Consider this: Going into the Summer, the Liberal Democrats were staring joyfully into a political open goal. They had come second in the EU elections, were electing what looked like a fresh, popular leader, and had a chance to fill the gaping chasm between the Tories and Labour on a multitude of issues, drawing voters from both in such a manner that over a hundred seats were a distinct possibility. The Tories were a straight Leave vote and Labour were neutral, so if the Lib Dems could give reason for the 16.3m people who voted Remain in 2016 to vote for them they were ‘seats in’.
Now consider this: As dawn broke on December 13th, the Liberal Democrats had no leader, because theirs had lost their seat, fewer seats than they started the campaign with, and were in such a dire position that serious consideration needs to be given as to what their purpose is in today’s political system.
The most striking aspect of this is how self-inflicted their wounds are.
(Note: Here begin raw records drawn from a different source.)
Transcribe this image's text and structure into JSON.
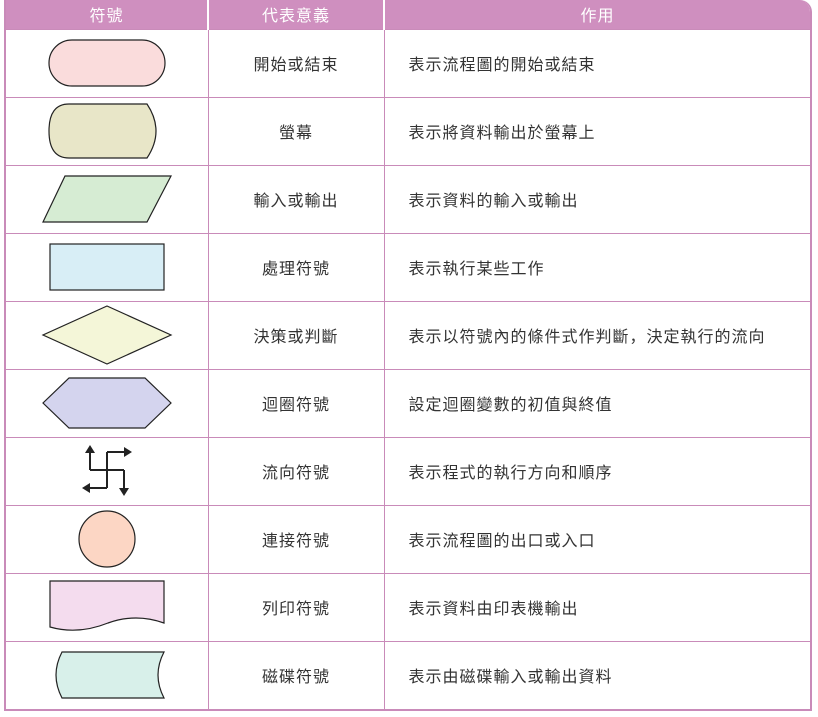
{
  "table": {
    "headers": {
      "symbol": "符號",
      "meaning": "代表意義",
      "usage": "作用"
    },
    "rows": [
      {
        "icon": "terminator-shape-icon",
        "fill": "#fadcdc",
        "meaning": "開始或結束",
        "usage": "表示流程圖的開始或結束"
      },
      {
        "icon": "display-shape-icon",
        "fill": "#e8e6c8",
        "meaning": "螢幕",
        "usage": "表示將資料輸出於螢幕上"
      },
      {
        "icon": "parallelogram-io-shape-icon",
        "fill": "#d6ecd3",
        "meaning": "輸入或輸出",
        "usage": "表示資料的輸入或輸出"
      },
      {
        "icon": "process-rectangle-shape-icon",
        "fill": "#d8eef6",
        "meaning": "處理符號",
        "usage": "表示執行某些工作"
      },
      {
        "icon": "decision-diamond-shape-icon",
        "fill": "#f4f6d8",
        "meaning": "決策或判斷",
        "usage": "表示以符號內的條件式作判斷，決定執行的流向"
      },
      {
        "icon": "loop-hexagon-shape-icon",
        "fill": "#d4d4ee",
        "meaning": "迴圈符號",
        "usage": "設定迴圈變數的初值與終值"
      },
      {
        "icon": "flow-arrows-icon",
        "fill": "#222222",
        "meaning": "流向符號",
        "usage": "表示程式的執行方向和順序"
      },
      {
        "icon": "connector-circle-shape-icon",
        "fill": "#fcd6c4",
        "meaning": "連接符號",
        "usage": "表示流程圖的出口或入口"
      },
      {
        "icon": "document-print-shape-icon",
        "fill": "#f4dcee",
        "meaning": "列印符號",
        "usage": "表示資料由印表機輸出"
      },
      {
        "icon": "disk-storage-shape-icon",
        "fill": "#d8f0ea",
        "meaning": "磁碟符號",
        "usage": "表示由磁碟輸入或輸出資料"
      }
    ]
  },
  "colors": {
    "header_bg": "#cf8fbf",
    "border": "#c98bb9",
    "text": "#333333"
  }
}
The Lib Dems managed, in a way I have rarely seen before, to shoot themselves in the foot and stab themselves in the back. It’s worth looking at how.
Lets get one thing out of the way. Blaming the First Past the Post electoral system is an easy way out for the Lib Dems. It did mean people had to vote tactically for them, or might have not voted for them as the Labour candidate was the only one capable of beating the Tory candidate. However, if the Lib Dems had come up with the right strategy, and the right messenger for that strategy, they could have taken advantage of it and won a lot more seats than they did.
Lets start with the messenger. When Jo Swinson was elected, it was thought she could be the answer to the Liberal Democrats’ prayers. Young and female compared to the Tory and Labour leaders who were older and male. Normal, in a way that Corbyn and Johnson are the type of people you would only find in politics.
Yet she got it all wrong. Again, like with FPTP, its easy to blame misogyny. What was striking was the reaction Jo Swinson got from women. Colleagues of mine (and remember I teach at an extremely woke liberal school) would say things like ‘she reminds me of the worst sort of netball playing Head Girl type who made my life miserable when I was at school’. But that still doesn’t explain why every time she appeared in the media, Swinson’s popularity rating went down. I think there needs to be more study on this, but my sense was that she looked and sounded well out of her depth from the start. For a campaign that focused so completely on her, this was pretty fatal.
There was also the link she had with the Tory – Lib Dem coalition. Labour voices found it too easy to list all the things that she had voted for as a minister in that coalition as proof that a vote for Swinson was a vote for the Tories. It made it harder for Labour Remainers to switch, even if it was to ‘lend’ their votes for one election.
Swinson didn’t help herself by repeatedly insisting she wouldn’t put Jeremy Corbyn in Downing Street but not saying the same about Boris Johnson. It would have been better for her to simply say that after the election results were finalised she would pick the course of action that was most likely to stop Brexit. But, she didn’t. It fed into the narrative that Swinson was anti-Labour and pro-Tory and so a vote for the Lib Dems was a vote for the Tories.
But it was the ‘Revoke Article 50’ policy that did for Jo Swinson and the Lib Dems, and in so many ways. Friends of mine who were determined People’s Vote supporters didn’t want to vote Lib Dems because they regarded ‘Revoke Article 50’ as undemocratic, saying that whilst they wanted to Remain in the EU, they knew that to reverse a referendum result you had to have another referendum.
Others argued that it meant that the Lib Dems could no longer position themselves as a oasis of centrist sensibility in a desert of extremes, pointing right at the Conservatives and left at Labour, because its central policy was extreme in itself. It lost any chance of Tory Remainers coming over, because they just didn’t want to Remain through revoke without a referendum. Conservatism is not about being complete sticks in the mud. It means to ‘change in order to conserve’, not radical ideological solutions. So that meant thousands of possible voters were lost from both left and right.
So now here we are. We are going to leave the EU, and the Lib Dems are left with a tiny rump of MPs from which they have to pick their leader. Layla Moran is not going to be the answer for the Lib Dems. She’s not even the question.
The question is, what’s the point? What is the Lib Dems’ USP now? What happens if, as sometimes happen when they actually feel like winning, the Labour Party elect a leader who attracts Lib Dem voters over? As long as First Past the Post is our electoral system, the Lib Dems are just not going to be able to make much difference.
Until someone joins with the charisma of a proper leader, the Liberal Democrats may remain irrelevant. But why would someone join with the charisma of a proper leader? As his former speechwriter said to me when i asked why Tony Blair didn’t join the SDP in 1983 instead of Labour, as the former had policies and political direction he believed in – “because he wanted to be Prime Minister”.